Tra 5 anni i sistemi per le comunicazioni ultrasicure potrebbe essere realtà: lo indica un esperimento che per la prima volta ha spedito via laser un messaggio in codice, a prova di violazioni, da un satellite posto a 38.000 chilometri a una stazione a terra. Pubblicato sulla rivista Optica, l’esperimento si deve al gruppo coordinato da Christoph Marquardt, dell’Istituto Max Planck per la Scienza della luce. Nell’esperimento – spiegano i ricercatori . gli studiosi hanno manipolato la luce del laser in modo da darle proprieta’ particolari e trasformarla in un segnale quantistico, che obbedisce alle leggi che governano il mondo dell’infinitamente piccolo.
”È come se fosse stato messo un filtro che ha ‘spremuto’ la luce laser, dandole proprietà insolite, che possono riguardare a esempio il numero di particelle di luce o il flusso’‘ ha spiegato Tommaso Calarco, direttore del centro di Scienza e Tecnologia Quantistica presso le università di Ulm e Stoccarda. Questo ha permesso di codificare le informazioni in modo sicuro, grazie alla crittografia quantistica, che codifica i messaggi in base alle proprietà delle particelle e non con gli algoritmi, come invece fanno i sistemi attuali per scrivere in codice le informazioni. Ed è proprio questo che rende praticamente inviolabile il sistema perché se qualcuno cerca di intercettare il messaggio la particella cambia proprietà e si scopre subito la violazione. Nel test, un piccolo messaggio di una sola lettera e’ stato codificato nel raggio laser ed e’ stato spedito alla stazione di terra nell’isola di Tenerife dai satelliti geostazionari del programma europeo Copernicus, promosso dall’Agenzia Spaziale Europea (Esa) e Commissione Europea.

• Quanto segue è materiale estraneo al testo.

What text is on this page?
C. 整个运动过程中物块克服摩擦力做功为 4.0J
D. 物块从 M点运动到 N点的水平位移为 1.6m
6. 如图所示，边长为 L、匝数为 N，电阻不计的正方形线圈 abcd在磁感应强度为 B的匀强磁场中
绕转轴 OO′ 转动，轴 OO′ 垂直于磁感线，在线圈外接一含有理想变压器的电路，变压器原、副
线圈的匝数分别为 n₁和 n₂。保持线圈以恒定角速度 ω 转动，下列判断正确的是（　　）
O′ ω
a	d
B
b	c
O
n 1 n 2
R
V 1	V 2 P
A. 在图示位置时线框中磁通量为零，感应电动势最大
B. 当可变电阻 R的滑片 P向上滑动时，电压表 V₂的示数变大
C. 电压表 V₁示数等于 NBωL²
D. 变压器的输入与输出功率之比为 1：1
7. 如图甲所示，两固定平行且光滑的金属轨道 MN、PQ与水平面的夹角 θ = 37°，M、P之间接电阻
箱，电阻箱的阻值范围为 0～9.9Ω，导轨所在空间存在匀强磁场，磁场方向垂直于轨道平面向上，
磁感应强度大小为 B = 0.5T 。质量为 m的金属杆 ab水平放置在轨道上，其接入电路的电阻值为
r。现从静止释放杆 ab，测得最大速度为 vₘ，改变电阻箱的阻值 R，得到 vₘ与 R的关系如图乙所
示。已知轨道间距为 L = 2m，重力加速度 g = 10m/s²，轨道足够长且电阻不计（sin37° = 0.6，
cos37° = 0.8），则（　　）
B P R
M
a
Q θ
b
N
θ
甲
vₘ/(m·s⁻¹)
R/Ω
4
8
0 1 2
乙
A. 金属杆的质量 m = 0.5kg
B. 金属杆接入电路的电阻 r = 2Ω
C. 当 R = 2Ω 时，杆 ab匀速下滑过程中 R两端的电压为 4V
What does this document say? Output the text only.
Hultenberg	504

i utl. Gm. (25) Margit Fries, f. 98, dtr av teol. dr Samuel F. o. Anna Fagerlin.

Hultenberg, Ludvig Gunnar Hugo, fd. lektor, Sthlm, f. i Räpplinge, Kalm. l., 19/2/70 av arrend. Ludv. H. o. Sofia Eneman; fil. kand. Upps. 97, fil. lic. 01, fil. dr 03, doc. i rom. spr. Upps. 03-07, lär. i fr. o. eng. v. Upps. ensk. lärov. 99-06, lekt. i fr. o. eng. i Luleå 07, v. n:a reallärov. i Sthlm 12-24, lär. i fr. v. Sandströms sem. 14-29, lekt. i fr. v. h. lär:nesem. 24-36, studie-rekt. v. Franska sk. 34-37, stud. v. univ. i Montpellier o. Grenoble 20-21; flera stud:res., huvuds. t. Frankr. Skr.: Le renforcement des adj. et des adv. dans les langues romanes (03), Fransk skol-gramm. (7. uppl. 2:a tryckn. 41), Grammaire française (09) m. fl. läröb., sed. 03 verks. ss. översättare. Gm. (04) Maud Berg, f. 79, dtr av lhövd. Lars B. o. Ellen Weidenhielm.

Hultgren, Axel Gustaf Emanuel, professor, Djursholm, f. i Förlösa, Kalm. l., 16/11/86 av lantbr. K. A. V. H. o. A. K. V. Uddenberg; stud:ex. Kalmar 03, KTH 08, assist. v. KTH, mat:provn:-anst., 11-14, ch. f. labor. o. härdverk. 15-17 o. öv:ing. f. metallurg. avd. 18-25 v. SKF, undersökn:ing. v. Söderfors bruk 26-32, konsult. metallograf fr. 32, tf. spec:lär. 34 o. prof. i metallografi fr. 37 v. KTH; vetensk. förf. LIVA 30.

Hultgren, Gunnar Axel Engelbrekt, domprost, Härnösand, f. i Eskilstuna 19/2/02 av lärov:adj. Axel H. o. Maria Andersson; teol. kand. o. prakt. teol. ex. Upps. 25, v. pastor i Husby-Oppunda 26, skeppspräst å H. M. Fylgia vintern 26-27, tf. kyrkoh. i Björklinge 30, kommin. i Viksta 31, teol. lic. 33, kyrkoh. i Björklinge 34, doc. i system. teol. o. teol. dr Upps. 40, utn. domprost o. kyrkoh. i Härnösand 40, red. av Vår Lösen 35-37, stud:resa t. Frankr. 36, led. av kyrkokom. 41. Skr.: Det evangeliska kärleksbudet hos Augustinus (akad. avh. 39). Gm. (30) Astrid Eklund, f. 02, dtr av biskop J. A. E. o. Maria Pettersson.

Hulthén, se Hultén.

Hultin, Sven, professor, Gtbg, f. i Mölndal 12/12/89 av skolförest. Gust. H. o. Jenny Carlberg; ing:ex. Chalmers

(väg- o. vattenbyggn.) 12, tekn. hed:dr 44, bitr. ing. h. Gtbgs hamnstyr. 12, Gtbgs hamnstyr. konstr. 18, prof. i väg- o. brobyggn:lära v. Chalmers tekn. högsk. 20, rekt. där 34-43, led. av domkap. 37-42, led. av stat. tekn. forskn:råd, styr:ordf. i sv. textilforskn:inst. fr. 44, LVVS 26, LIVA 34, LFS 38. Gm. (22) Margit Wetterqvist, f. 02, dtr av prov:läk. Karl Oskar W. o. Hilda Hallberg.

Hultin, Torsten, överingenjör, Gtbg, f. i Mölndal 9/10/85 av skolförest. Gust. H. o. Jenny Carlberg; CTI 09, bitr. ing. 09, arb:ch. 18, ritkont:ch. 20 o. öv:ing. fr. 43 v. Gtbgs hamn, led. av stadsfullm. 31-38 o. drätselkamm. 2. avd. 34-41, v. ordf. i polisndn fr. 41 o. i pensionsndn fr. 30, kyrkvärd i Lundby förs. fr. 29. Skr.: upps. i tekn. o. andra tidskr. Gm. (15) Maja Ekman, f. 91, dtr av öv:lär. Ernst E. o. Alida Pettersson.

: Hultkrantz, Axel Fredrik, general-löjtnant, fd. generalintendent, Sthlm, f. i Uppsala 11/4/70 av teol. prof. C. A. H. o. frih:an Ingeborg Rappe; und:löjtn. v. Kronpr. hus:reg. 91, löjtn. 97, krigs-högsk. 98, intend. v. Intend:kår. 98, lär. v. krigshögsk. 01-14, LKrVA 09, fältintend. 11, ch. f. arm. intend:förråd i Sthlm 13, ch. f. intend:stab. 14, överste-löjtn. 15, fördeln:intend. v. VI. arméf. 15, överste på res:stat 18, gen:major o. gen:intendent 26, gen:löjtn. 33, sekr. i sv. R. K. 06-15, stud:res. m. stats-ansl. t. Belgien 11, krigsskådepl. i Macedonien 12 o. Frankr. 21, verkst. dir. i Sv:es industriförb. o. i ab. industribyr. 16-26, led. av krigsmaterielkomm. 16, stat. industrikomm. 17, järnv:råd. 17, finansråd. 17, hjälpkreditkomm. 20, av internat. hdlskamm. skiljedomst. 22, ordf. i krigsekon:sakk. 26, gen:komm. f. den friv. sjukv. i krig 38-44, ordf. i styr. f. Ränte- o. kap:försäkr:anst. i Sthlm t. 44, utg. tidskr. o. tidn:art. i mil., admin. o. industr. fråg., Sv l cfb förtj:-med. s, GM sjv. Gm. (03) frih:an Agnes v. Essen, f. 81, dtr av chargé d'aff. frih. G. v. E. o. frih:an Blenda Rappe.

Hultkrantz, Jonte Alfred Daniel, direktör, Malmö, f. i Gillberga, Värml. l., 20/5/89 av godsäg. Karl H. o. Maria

”Siamo rimasti sorpresi dal vedere che il segnale sia sopravvissuto al viaggio nella turbolenza atmosferica’‘ ha rilevato Marquardt. È stata una prova generale per mostrare che i satelliti gia’ in orbita, ha aggiunto, ”possono essere adattati per mettere a punto una rete globale di comunicazione quantistica via satellite in soli cinque anni da adesso”. Per Calarco, dimostra che questo è possibile anche ”senza avere satelliti dedicati come la Cina”.